For the second consecutive year the cinematheque in my city hosts a Czech Film Festival, and the most interesting film I have seen by now is this work co-directed by Petr Kazda and Tomás Weinreb describing an event that took place more than 40 years ago in what was then Czechoslovak Socialist Republic. It was by all criteria a shocking event, especially for the ‘quiet’ and ‘normalized’ Czechoslovakia of the 1970s. Today we would immediately suspect a terror attack, but the roots of crime of the girl who one day drove her truck in a bus station in Prague killing eight people have their origins not in ideology but in a deep personal trauma and in the complete failure of a system that could not perform basic obligations to its citizens, and even less knew how to tolerate differences and deal with the individuals in trouble.
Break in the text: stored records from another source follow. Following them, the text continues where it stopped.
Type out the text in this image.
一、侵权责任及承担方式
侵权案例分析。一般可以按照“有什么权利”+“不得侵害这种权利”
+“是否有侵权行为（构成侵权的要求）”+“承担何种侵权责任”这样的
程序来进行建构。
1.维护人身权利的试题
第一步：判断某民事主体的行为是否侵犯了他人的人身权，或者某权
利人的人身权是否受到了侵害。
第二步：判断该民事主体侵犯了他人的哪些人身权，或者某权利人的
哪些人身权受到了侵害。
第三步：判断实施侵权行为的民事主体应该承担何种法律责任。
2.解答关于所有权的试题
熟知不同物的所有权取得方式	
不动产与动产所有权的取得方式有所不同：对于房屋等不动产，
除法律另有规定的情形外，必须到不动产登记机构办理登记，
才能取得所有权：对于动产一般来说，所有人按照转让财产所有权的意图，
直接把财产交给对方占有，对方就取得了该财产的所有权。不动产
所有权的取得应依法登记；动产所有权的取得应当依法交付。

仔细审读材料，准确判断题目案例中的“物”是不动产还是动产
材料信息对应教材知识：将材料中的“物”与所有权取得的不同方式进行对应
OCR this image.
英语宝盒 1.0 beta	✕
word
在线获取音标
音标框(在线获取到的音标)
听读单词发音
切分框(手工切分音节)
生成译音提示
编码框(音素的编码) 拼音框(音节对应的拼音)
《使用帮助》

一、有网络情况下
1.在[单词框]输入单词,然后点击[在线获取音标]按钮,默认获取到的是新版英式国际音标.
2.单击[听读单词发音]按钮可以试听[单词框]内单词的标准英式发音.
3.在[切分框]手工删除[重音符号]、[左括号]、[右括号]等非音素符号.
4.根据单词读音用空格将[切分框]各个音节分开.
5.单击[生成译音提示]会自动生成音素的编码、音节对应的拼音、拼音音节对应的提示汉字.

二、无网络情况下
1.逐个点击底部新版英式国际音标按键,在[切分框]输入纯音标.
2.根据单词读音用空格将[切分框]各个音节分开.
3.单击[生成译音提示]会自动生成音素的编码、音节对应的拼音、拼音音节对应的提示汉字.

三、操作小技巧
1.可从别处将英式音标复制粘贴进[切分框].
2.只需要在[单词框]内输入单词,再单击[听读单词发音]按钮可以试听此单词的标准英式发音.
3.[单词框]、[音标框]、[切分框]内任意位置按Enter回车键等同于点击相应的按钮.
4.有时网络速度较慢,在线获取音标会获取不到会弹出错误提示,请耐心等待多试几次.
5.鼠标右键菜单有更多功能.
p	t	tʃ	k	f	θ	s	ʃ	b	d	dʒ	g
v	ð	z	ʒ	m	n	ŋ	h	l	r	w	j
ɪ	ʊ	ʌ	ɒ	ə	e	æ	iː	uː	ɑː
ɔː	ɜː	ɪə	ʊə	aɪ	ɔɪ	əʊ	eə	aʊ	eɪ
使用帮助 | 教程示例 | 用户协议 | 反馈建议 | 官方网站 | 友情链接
Olga Hepnarova grew up in a mid-class normative family, but was by all criteria a non-normative young woman – rebel, non-communicative, isolated by her school and work colleagues, a lesbian in a society that did not tolerate homosexuality. I found the acting performance of Michalina Olszanska to be superb, she is living within her character, the desperation and mute cry for help of Olga crosses the screen. Can her deeds be pardoned? Hardly so, as eight innocent people lost their lives in an act of violence that she considered to be a revenge on the system. Is the environment she lived in responsible also for her situation? So it seems, as she seems to be permanently looking for something or somebody to cling on, but she finds nothing in the system (doctors, psychologists, companies she worked for) and nobody among her family or the people she meets who can or wants to help. She is described as a schizophrenic, considered herself bullied and persecuted by everybody around, and had a strange detachment between her intelligence and the way she lived, her actions and reality. Only in the last very moment she seems to have realized that that was for real, and of course, that was too late.
(video source Strand Releasing)
Directors Petr Kazda and Tomás Weinreb decided to make this film in the style of the good Czech cinema of the 1960s. This is reflected not only the black-and-white coloring, but also in the approach in describing the daily reality. We are in Czechoslovakia of those times, we see how people lived and the problems they faced, we are faced with the dullness and lack of hope of their lives, but the critic of the system is never explicit . The script is written and the film is made like censorship is still in place. Good story telling, inspired editing, and excellent acting performances make this film interesting, although we know the end (and the Czech viewers know even better the story). It’s not easy to watch as this is a grim story with an unavoidable tragic ending, a spiral of fall and desperation that never provides a ray of hope – but those who are interested in the life of that side of the Iron Curtain during the cold war and in good cinema will be rewarded.